Auch außerhalb des Mainstreams kann man ertrinken

Der Mainstream ist für viele ein reißender Strom, für andere ein modriges Gewässer. Doch sich wirklich von ihm befreien kann nur, wer auch die Hysterie überwindet.


Wir leben in emotionalisierten Zeiten: Wut, Empörung, Entsetzen, Fassungslosigkeit, Angst und Betroffenheit prägen das Klima – und dies nicht nur an den politischen Rändern der Gesellschaft. Bedachtheit im Umgang mit Problemlagen und eine rationale Analyse von Herausforderungen gelten zumeist als überflüssiger Luxus. Es eilt! Und wenn etwas eilt, hat man keinen Spielraum für Erörterung und Widerspruch. Wer in Krisenzeiten zur Ruhe mahnt, gilt als Beschwichtiger und potenzieller Verharmloser. Die Frage, warum alles so eilig ist, wird gerne mit dem Verweis auf den Megatrend „Beschleunigung“ erklärt – freilich, ohne diesen zu hinterfragen: Wir glauben, keine Zeit zu haben, um zu klären, ob und warum alles immer schneller wird oder ob es uns nur so vorkommt. Das Gefühl, überrollt zu werden, ist real. Woher es kommt, ist ja letztlich auch egal, oder?

Geschwindigkeit ist relativ

Nein, ist es nicht egal. Unsere Wahrnehmung von Geschwindigkeit ist relativ. Es kommt darauf an, von wo aus man sie betrachtet. Dass sich die Erde mit rasanter Geschwindigkeit um sich selbst dreht, spüren wir nicht. Die eigene Grundgeschwindigkeit spielt eine Rolle, aber auch die eigene Einstellung und Erfahrung. Fahranfänger können in ihrer ersten Fahrstunde bei einer Geschwindigkeit von 30 Stundenkilometern kaum die Kontrolle über das Fahrzeug behalten. Aber selbst für erfahrene Autofahrer fühlen sich bei 150 Stundenkilometern in einem Kleinwagen schneller an als in einem SUV. Je aktiver und einflussreicher die eigene Rolle, je direkter der Zugriff und je größer Zuversicht und Zutrauen, desto weniger erscheinen uns Geschwindigkeit und Veränderung als bedrohlich.
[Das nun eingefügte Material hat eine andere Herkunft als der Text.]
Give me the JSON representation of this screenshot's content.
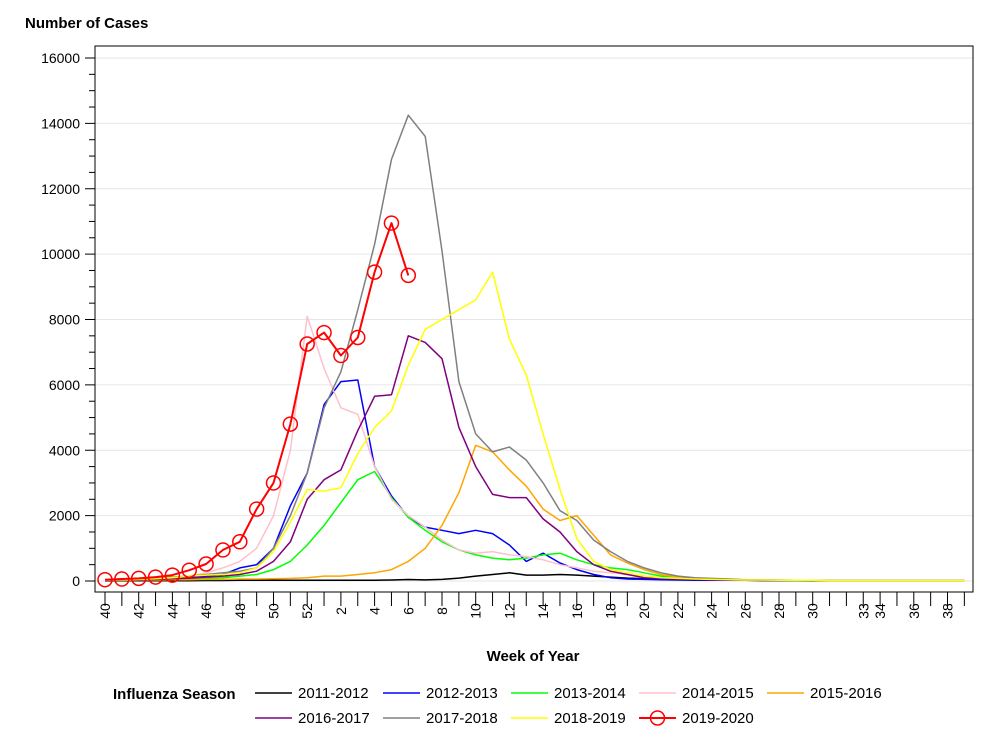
{
  "chart_data": {
    "type": "line",
    "y_title": "Number of Cases",
    "x_title": "Week of Year",
    "legend_title": "Influenza Season",
    "ylim": [
      0,
      16000
    ],
    "y_ticks": [
      0,
      2000,
      4000,
      6000,
      8000,
      10000,
      12000,
      14000,
      16000
    ],
    "x_weeks": [
      40,
      41,
      42,
      43,
      44,
      45,
      46,
      47,
      48,
      49,
      50,
      51,
      52,
      1,
      2,
      3,
      4,
      5,
      6,
      7,
      8,
      9,
      10,
      11,
      12,
      13,
      14,
      15,
      16,
      17,
      18,
      19,
      20,
      21,
      22,
      23,
      24,
      25,
      26,
      27,
      28,
      29,
      30,
      31,
      32,
      33,
      34,
      35,
      36,
      37,
      38,
      39
    ],
    "x_tick_labels": [
      "40",
      "42",
      "44",
      "46",
      "48",
      "50",
      "52",
      "2",
      "4",
      "6",
      "8",
      "10",
      "12",
      "14",
      "16",
      "18",
      "20",
      "22",
      "24",
      "26",
      "28",
      "30",
      "33",
      "34",
      "36",
      "38"
    ],
    "x_tick_indices": [
      0,
      2,
      4,
      6,
      8,
      10,
      12,
      14,
      16,
      18,
      20,
      22,
      24,
      26,
      28,
      30,
      32,
      34,
      36,
      38,
      40,
      42,
      45,
      46,
      48,
      50
    ],
    "gridlines": true,
    "series": [
      {
        "name": "2011-2012",
        "color": "#000000",
        "marker": false,
        "values": [
          10,
          10,
          10,
          10,
          10,
          10,
          15,
          15,
          20,
          20,
          20,
          25,
          25,
          25,
          25,
          25,
          25,
          30,
          45,
          35,
          50,
          90,
          150,
          200,
          250,
          180,
          180,
          200,
          180,
          150,
          120,
          90,
          70,
          60,
          50,
          40,
          30,
          20,
          20,
          15,
          15,
          15,
          10,
          10,
          10,
          10,
          10,
          10,
          10,
          10,
          10,
          10
        ]
      },
      {
        "name": "2012-2013",
        "color": "#0000ff",
        "marker": false,
        "values": [
          30,
          30,
          40,
          60,
          80,
          100,
          150,
          200,
          400,
          500,
          1000,
          2300,
          3300,
          5400,
          6100,
          6150,
          3500,
          2600,
          1950,
          1650,
          1550,
          1450,
          1550,
          1450,
          1100,
          600,
          850,
          550,
          350,
          200,
          100,
          60,
          50,
          40,
          30,
          20,
          20,
          20,
          20,
          15,
          15,
          15,
          15,
          10,
          10,
          10,
          10,
          10,
          10,
          10,
          10,
          10
        ]
      },
      {
        "name": "2013-2014",
        "color": "#00ff00",
        "marker": false,
        "values": [
          20,
          20,
          30,
          40,
          50,
          60,
          80,
          100,
          150,
          200,
          350,
          600,
          1100,
          1700,
          2400,
          3100,
          3350,
          2550,
          1950,
          1550,
          1200,
          950,
          800,
          700,
          650,
          700,
          800,
          850,
          650,
          500,
          400,
          350,
          250,
          150,
          100,
          70,
          50,
          40,
          30,
          20,
          20,
          15,
          15,
          10,
          10,
          10,
          10,
          10,
          10,
          10,
          10,
          10
        ]
      },
      {
        "name": "2014-2015",
        "color": "#ffc0cb",
        "marker": false,
        "values": [
          30,
          40,
          50,
          70,
          100,
          150,
          250,
          400,
          600,
          1000,
          2000,
          4000,
          8100,
          6500,
          5300,
          5100,
          3500,
          2500,
          2000,
          1650,
          1250,
          950,
          850,
          900,
          800,
          750,
          650,
          500,
          400,
          300,
          250,
          200,
          150,
          100,
          80,
          60,
          50,
          40,
          30,
          30,
          20,
          20,
          20,
          15,
          15,
          15,
          15,
          15,
          15,
          15,
          15,
          15
        ]
      },
      {
        "name": "2015-2016",
        "color": "#ffa500",
        "marker": false,
        "values": [
          30,
          30,
          30,
          30,
          40,
          40,
          50,
          50,
          60,
          60,
          70,
          80,
          100,
          150,
          150,
          200,
          250,
          350,
          600,
          1000,
          1700,
          2700,
          4150,
          3950,
          3400,
          2900,
          2200,
          1850,
          2000,
          1400,
          800,
          550,
          350,
          200,
          120,
          80,
          60,
          40,
          30,
          30,
          20,
          20,
          20,
          15,
          15,
          15,
          15,
          15,
          15,
          15,
          15,
          15
        ]
      },
      {
        "name": "2016-2017",
        "color": "#800080",
        "marker": false,
        "values": [
          30,
          30,
          40,
          50,
          70,
          90,
          120,
          150,
          200,
          300,
          600,
          1200,
          2500,
          3100,
          3400,
          4600,
          5650,
          5700,
          7500,
          7300,
          6800,
          4700,
          3500,
          2650,
          2550,
          2550,
          1900,
          1500,
          900,
          500,
          300,
          200,
          100,
          80,
          60,
          50,
          40,
          30,
          30,
          20,
          20,
          20,
          15,
          15,
          15,
          15,
          15,
          15,
          15,
          15,
          15,
          15
        ]
      },
      {
        "name": "2017-2018",
        "color": "#808080",
        "marker": false,
        "values": [
          30,
          40,
          60,
          80,
          120,
          150,
          200,
          250,
          300,
          400,
          1000,
          2000,
          3300,
          5300,
          6400,
          8300,
          10300,
          12900,
          14250,
          13600,
          10100,
          6100,
          4500,
          3950,
          4100,
          3700,
          3000,
          2150,
          1850,
          1250,
          900,
          600,
          400,
          250,
          150,
          100,
          80,
          60,
          40,
          30,
          30,
          20,
          20,
          20,
          20,
          20,
          20,
          20,
          20,
          20,
          20,
          20
        ]
      },
      {
        "name": "2018-2019",
        "color": "#ffff00",
        "marker": false,
        "values": [
          30,
          40,
          50,
          70,
          100,
          150,
          180,
          200,
          250,
          400,
          900,
          1800,
          2800,
          2750,
          2850,
          3900,
          4700,
          5200,
          6600,
          7700,
          8000,
          8300,
          8600,
          9450,
          7400,
          6300,
          4500,
          2800,
          1300,
          600,
          350,
          250,
          150,
          100,
          80,
          60,
          50,
          40,
          30,
          30,
          20,
          20,
          20,
          15,
          15,
          15,
          15,
          15,
          15,
          15,
          15,
          15
        ]
      },
      {
        "name": "2019-2020",
        "color": "#ff0000",
        "marker": true,
        "values": [
          40,
          60,
          80,
          120,
          180,
          330,
          520,
          950,
          1200,
          2200,
          3000,
          4800,
          7250,
          7600,
          6900,
          7450,
          9450,
          10950,
          9350
        ]
      }
    ]
  }
}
Je mehr wir uns aber als ohnmächtige und gefährdete Objekte von Veränderung sehen, desto unangenehmer und beängstigender wirkt sie auf uns.

Auf die Gesellschaft übertragen bedeutet das: Je mehr sich Menschen von den großen Entwicklungen „abgehängt“ fühlen, desto mehr nehmen sie diese als Bedrohung war. Als eine solche „große Entwicklung“ gilt zum Beispiel die Globalisierung: In der Reaktion auf diesen Megatrend vereinen sich das Gefühl beängstigender Beschleunigung, der Verlust regionaler und menschlicher Bezüge, die empfundene Entfremdung und die eigene Hilflosigkeit zu einer Geisteshaltung, in der die Offenheit für andersartige Standpunkte rapide abnimmt. Um solchen Konfrontationen aus dem Weg zu gehen, schwimmen viele Menschen im Strom gesellschaftlicher Modernisierungsprozesse mit und bewegen sich auch inhaltlich innerhalb dieser Grenzen. Wenn ihnen das gelingt, relativiert sich das Gefühl für die eigene Geschwindigkeit, vorausgesetzt, man vertraut der Strömung. Doch die Anzahl derer, die genau dies nicht mehr können oder wollen, wächst. Wie Schiffbrüchige klammern sie sich an den Rändern des Mainstreams an allem fest, was Halt verspricht. Und die Nachfrage nach Halt steigt.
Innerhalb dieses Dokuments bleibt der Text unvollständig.